We must limit unnecessary tests and treatments.
In a pay-for-service system, hospitals, labs, equipment manufacturers, and others make money every time someone is tested or treated for anything at all. More and more studies are finding that many tests lead to unnecessary treatment, waste money, and (even worse) cause more injury and death than they prevent. Unfortunately, limiting the number of tests and treatments available to patients is likely to be perceived as (shriek) rationing.
With our current system, we trust insurance companies to refuse payments for useless or harmful tests and treatments, but we know this does not always happen. When it does, clients fear they are being denied necessary tests and treatments. They fear this largely because it is sometimes true. Whether Medicare is expanded or not, we need better ways to evaluate what tests and treatments are beneficial, and we need better ways of educating patients on what is and is not beneficial.
Movements toward paying providers for results, not services, may reduce unnecessary and harmful services greatly. It may also force patients to become more responsible for their own health.

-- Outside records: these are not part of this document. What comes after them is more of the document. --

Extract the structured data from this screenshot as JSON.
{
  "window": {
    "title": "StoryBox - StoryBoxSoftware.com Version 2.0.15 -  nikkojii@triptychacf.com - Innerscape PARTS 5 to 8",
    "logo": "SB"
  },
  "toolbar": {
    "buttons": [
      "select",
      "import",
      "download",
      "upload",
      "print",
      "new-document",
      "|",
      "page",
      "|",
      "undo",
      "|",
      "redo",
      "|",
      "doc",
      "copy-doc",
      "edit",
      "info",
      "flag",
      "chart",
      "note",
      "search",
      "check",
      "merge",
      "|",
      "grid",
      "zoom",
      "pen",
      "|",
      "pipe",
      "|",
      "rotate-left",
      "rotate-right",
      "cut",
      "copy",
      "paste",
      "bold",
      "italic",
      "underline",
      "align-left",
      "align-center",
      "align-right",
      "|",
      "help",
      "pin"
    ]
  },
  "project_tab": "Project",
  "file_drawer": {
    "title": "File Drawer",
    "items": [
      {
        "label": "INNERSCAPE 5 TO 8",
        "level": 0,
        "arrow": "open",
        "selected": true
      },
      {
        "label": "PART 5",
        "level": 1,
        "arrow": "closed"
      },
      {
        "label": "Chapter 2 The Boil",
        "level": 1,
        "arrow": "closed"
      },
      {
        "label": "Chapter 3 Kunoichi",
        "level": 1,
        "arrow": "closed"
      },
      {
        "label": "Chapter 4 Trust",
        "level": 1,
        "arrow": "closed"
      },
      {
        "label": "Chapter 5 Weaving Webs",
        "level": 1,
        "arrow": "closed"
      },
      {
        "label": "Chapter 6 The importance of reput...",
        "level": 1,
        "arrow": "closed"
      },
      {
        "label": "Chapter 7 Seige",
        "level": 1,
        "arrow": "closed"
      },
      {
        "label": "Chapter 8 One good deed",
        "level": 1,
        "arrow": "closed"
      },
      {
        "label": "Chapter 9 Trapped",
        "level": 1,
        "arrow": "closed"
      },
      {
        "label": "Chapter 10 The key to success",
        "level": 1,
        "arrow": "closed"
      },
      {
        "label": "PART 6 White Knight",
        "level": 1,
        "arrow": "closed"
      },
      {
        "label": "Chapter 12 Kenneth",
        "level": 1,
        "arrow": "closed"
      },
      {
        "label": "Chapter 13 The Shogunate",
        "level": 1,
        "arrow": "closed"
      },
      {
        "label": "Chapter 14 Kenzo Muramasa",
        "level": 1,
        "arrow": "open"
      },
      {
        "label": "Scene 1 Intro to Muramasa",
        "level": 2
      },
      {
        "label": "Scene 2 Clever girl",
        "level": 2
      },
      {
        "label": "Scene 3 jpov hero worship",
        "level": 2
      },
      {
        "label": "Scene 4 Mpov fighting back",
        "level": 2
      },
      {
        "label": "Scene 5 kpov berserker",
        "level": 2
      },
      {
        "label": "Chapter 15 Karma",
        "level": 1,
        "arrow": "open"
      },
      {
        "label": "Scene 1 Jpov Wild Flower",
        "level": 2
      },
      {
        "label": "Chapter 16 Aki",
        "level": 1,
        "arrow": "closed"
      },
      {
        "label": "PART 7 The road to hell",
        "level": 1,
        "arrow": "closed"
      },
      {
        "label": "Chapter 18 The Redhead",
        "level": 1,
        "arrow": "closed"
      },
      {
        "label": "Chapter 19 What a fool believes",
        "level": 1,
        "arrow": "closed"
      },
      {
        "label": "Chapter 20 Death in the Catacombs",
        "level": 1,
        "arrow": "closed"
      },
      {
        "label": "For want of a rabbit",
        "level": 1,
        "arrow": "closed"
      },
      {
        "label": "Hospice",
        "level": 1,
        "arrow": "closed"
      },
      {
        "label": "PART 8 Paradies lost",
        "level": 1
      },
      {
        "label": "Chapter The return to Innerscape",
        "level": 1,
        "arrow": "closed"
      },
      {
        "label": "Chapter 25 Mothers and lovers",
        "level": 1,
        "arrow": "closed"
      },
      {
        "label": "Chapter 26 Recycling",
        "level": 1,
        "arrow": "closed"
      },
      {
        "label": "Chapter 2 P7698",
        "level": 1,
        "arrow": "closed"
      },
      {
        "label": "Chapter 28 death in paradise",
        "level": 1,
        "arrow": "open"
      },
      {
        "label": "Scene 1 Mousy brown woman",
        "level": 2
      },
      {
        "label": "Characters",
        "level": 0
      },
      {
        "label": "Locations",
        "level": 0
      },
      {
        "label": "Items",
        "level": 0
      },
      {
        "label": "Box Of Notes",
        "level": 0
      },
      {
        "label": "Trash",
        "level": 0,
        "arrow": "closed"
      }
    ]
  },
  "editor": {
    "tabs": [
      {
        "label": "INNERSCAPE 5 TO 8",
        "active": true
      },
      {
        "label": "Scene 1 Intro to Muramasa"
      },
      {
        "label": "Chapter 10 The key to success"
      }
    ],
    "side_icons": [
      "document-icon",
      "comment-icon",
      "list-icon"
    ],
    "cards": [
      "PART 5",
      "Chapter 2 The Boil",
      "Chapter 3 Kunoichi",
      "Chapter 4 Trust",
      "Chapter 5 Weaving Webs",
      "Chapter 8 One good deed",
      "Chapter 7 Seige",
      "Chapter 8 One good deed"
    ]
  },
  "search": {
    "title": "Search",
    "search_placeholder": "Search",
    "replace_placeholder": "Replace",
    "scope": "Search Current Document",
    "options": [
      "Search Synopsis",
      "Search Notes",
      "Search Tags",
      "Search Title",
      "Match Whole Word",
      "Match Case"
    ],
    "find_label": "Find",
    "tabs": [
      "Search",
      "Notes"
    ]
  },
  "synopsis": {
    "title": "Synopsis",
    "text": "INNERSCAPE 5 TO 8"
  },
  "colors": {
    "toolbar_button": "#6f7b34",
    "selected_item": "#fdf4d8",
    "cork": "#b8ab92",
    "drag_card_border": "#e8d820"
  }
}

The only real imperative here is that we, as a nation, must decide whether we will provide access to healthcare for all our citizens. Once we agree that we will, we can begin to work out the most efficient and cost-effective means for achieving our goals. Almost no one in the United States is immune from the possibility of medical disaster and bankruptcy. This is a matter of caring for our fellow citizens, but it is also a matter of caring for ourselves.
On the 50th anniversary of Medicare, take a stand for healthcare justice.